Flying at 29,000 ft. near Zagreb, Yugoslavia, last week, Lufthansa Pilot Josef Kroese chanced to glance above him. There he saw a scene that caused him to stare in disbelief. Four thousand feet overhead, at the same altitude, two other jetliners were closing fast from opposite directions. As Kroese looked on in horror, the planes smashed head-on into each other. They immediately fell from the sky in battered pieces of wreckage that landed twelve miles apart; at least one woman, working on her farm, was killed by the debris. After reassembling corpses, which were strewn all over the broad area, as best they could and checking them against airline lists, Yugoslav authorities announced that 176 people had died in the collision.

The toll was the highest in aviation history for a two-plane crash, exceeding the casualty list of 162 five years ago at Morioka, Japan, when a Japanese fighter with a student pilot at the controls plowed into an All Nippon Airways Boeing 727. Even so, in an era of constantly expanding aircraft capacity, the Yugoslav accident was not the worst crash on record. That doubtful honor still belongs to a Turkish Airlines DC-10 jumbo that crashed near Paris two years ago, killing all 345 people aboard.

The planes in last week's collision were a British Airways Trident--Flight 476--bound from London to Istanbul with 63 aboard, and a Yugoslav DC-9. The Yugoslav plane had been chartered to return West German vacationers to Cologne after a 14-day vacation at the Adriatic resort of Split.

One of the first to arrive at the scene of the crash was Policeman Garo Tomaevic. "I saw bodies lying all around," he told reporters. "There was a baby still giving feeble signs of life near the [British] plane, but even if the ambulances had arrived before me, it would have been too late to save it."

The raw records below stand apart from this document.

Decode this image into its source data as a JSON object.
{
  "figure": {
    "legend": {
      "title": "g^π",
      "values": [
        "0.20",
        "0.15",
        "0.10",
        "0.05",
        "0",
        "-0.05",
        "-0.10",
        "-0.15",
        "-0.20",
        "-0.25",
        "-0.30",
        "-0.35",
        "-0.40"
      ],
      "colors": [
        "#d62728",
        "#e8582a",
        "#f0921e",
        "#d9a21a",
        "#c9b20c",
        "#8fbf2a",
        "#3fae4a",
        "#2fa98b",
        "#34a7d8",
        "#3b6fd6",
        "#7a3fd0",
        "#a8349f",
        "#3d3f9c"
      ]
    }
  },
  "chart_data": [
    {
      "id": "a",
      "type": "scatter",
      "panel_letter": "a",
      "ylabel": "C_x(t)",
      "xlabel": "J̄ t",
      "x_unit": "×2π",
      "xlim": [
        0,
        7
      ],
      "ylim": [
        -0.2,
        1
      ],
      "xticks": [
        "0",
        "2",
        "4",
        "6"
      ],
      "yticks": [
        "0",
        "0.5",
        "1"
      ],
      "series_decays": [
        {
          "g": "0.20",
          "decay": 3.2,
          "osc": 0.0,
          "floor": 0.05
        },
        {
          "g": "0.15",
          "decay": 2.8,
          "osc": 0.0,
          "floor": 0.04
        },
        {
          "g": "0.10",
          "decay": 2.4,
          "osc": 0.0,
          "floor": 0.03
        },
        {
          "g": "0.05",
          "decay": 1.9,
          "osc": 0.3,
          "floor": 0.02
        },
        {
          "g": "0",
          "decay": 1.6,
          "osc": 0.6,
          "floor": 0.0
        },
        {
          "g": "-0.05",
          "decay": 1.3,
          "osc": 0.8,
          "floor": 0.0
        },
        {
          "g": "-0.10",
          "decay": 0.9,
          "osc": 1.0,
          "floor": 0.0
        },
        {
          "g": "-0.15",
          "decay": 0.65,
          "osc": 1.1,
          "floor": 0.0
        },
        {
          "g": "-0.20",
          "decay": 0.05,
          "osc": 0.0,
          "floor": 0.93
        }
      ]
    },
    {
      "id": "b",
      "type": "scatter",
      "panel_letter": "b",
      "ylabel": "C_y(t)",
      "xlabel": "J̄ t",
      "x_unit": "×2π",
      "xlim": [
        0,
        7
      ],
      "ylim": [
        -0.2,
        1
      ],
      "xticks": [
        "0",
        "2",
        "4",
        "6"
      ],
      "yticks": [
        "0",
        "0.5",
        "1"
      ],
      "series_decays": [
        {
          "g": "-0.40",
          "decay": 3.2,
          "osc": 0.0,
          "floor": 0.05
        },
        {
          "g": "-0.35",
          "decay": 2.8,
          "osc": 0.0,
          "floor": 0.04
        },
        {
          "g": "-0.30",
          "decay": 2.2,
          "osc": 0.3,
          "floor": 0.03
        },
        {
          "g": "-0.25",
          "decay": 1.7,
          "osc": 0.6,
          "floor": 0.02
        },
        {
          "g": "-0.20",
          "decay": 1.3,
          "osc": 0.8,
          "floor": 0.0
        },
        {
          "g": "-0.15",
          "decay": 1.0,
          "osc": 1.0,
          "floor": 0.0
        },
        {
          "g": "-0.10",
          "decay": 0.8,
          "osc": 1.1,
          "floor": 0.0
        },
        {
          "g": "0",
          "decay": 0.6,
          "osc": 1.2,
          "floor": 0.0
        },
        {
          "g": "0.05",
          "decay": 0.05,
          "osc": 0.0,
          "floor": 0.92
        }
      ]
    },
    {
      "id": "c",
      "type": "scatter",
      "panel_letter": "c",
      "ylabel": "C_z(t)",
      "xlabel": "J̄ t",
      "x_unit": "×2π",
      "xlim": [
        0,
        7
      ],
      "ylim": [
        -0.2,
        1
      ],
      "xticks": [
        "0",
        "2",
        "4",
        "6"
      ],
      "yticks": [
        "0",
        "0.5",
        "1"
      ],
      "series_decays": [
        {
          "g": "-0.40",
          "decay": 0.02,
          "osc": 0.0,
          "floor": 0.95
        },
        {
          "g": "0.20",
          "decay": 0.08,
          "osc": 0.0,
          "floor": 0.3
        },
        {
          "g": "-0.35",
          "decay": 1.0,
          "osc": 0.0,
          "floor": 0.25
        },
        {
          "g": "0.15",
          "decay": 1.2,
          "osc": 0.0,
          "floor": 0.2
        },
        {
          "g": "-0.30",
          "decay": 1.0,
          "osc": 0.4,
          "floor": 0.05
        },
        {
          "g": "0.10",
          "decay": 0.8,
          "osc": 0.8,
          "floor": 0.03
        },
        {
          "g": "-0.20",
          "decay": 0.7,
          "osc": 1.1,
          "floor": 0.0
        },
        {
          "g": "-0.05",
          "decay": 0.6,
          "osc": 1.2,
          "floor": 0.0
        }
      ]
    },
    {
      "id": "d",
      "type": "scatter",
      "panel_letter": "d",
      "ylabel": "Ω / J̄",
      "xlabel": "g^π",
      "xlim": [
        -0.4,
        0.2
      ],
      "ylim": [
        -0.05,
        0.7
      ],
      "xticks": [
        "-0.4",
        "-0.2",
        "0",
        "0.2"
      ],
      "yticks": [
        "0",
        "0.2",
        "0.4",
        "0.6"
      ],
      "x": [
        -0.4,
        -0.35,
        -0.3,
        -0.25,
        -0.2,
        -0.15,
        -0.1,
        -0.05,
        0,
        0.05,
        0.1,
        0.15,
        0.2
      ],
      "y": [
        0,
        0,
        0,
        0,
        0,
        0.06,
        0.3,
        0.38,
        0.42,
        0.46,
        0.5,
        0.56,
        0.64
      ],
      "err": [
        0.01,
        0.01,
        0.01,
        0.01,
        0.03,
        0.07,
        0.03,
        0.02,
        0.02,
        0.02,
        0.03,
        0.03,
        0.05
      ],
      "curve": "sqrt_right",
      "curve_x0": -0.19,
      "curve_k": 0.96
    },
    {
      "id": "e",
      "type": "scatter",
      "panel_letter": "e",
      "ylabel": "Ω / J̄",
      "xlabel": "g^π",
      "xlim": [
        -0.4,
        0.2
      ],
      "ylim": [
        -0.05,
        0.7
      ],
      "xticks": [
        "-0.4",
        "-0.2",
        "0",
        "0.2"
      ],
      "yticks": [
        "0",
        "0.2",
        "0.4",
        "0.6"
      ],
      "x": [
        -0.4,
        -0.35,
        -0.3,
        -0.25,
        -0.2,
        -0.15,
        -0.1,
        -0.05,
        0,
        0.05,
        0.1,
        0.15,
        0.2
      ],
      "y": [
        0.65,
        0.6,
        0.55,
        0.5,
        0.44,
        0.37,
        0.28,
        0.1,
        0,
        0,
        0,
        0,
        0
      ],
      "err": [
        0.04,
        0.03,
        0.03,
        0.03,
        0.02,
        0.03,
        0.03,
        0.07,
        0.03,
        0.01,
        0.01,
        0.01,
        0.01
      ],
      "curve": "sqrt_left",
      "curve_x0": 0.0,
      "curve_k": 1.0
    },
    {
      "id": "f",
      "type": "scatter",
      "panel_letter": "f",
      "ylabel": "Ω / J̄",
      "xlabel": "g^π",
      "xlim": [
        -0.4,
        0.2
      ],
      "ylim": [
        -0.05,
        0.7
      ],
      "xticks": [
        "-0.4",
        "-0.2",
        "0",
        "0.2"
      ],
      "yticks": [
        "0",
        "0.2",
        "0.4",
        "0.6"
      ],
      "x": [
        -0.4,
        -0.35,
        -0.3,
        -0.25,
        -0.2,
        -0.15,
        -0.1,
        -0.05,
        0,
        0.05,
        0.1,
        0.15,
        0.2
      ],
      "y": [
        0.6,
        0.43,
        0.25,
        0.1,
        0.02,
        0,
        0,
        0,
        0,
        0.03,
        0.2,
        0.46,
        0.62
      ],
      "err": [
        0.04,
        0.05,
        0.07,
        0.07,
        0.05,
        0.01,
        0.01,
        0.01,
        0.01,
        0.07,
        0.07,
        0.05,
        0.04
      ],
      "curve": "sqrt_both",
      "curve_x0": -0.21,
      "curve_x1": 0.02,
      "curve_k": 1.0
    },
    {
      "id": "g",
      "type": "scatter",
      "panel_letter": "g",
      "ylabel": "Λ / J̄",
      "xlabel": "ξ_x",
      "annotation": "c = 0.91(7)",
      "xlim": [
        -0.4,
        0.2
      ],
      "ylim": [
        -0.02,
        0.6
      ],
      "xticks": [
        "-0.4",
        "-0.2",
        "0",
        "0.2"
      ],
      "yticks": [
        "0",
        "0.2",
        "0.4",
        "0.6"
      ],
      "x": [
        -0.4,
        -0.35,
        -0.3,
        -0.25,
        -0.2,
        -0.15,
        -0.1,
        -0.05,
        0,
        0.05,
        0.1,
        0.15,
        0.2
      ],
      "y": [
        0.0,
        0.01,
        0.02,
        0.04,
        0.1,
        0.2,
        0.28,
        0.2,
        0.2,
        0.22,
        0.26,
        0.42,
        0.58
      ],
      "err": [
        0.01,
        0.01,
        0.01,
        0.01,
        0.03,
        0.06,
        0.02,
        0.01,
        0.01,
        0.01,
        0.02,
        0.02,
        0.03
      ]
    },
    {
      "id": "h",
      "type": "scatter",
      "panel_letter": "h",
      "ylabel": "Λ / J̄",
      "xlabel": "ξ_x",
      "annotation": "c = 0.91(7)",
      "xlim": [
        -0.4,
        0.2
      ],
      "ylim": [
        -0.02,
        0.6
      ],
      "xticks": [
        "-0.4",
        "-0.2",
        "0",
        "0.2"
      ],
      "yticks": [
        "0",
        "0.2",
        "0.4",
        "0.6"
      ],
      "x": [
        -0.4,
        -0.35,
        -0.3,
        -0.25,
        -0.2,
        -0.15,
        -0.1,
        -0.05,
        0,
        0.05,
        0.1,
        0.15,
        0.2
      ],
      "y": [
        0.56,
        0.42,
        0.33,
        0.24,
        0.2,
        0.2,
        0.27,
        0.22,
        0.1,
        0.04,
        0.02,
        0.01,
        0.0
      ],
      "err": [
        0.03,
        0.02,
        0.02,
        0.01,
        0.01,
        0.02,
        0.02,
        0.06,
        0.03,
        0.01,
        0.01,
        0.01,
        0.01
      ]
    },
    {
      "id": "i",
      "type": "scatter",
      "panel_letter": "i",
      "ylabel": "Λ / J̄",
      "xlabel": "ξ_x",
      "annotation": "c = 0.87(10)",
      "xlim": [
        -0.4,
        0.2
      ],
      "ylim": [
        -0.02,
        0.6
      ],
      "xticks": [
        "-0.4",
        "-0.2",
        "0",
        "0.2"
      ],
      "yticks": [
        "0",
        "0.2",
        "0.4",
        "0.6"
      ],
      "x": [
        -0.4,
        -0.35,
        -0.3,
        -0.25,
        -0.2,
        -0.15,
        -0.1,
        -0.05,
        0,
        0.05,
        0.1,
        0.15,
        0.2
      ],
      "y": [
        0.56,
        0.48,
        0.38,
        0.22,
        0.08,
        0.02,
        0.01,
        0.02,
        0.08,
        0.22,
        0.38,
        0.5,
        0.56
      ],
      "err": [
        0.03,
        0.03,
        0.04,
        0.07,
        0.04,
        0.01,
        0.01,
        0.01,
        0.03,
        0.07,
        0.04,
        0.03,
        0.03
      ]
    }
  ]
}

Reconstructing events, Yugoslav authorities were told that the DC-9 had been cleared shortly before the crash to climb to 35,000 ft. But the area around Zagreb--a key sky junction of routes to Turkey, Greece and Mediterranean resorts--is one of Europe's busiest air corridors, and the Yugoslav pilot was unaware that the British Trident was already flying at that altitude. Zagreb's air controllers may well be responsible for this fatal error. The preliminary opinion of Vjeceslav Jakovac, the Yugoslav judge heading the investigation, was that the controllers probably had incorrectly assessed the altitude of the planes. Five of the controllers were taken into custody for questioning. If found guilty, they could face stiff penalties; in 1974, a Zagreb locomotive engineer found responsible for a train crash killing 130 people received a 15-year prison sentence.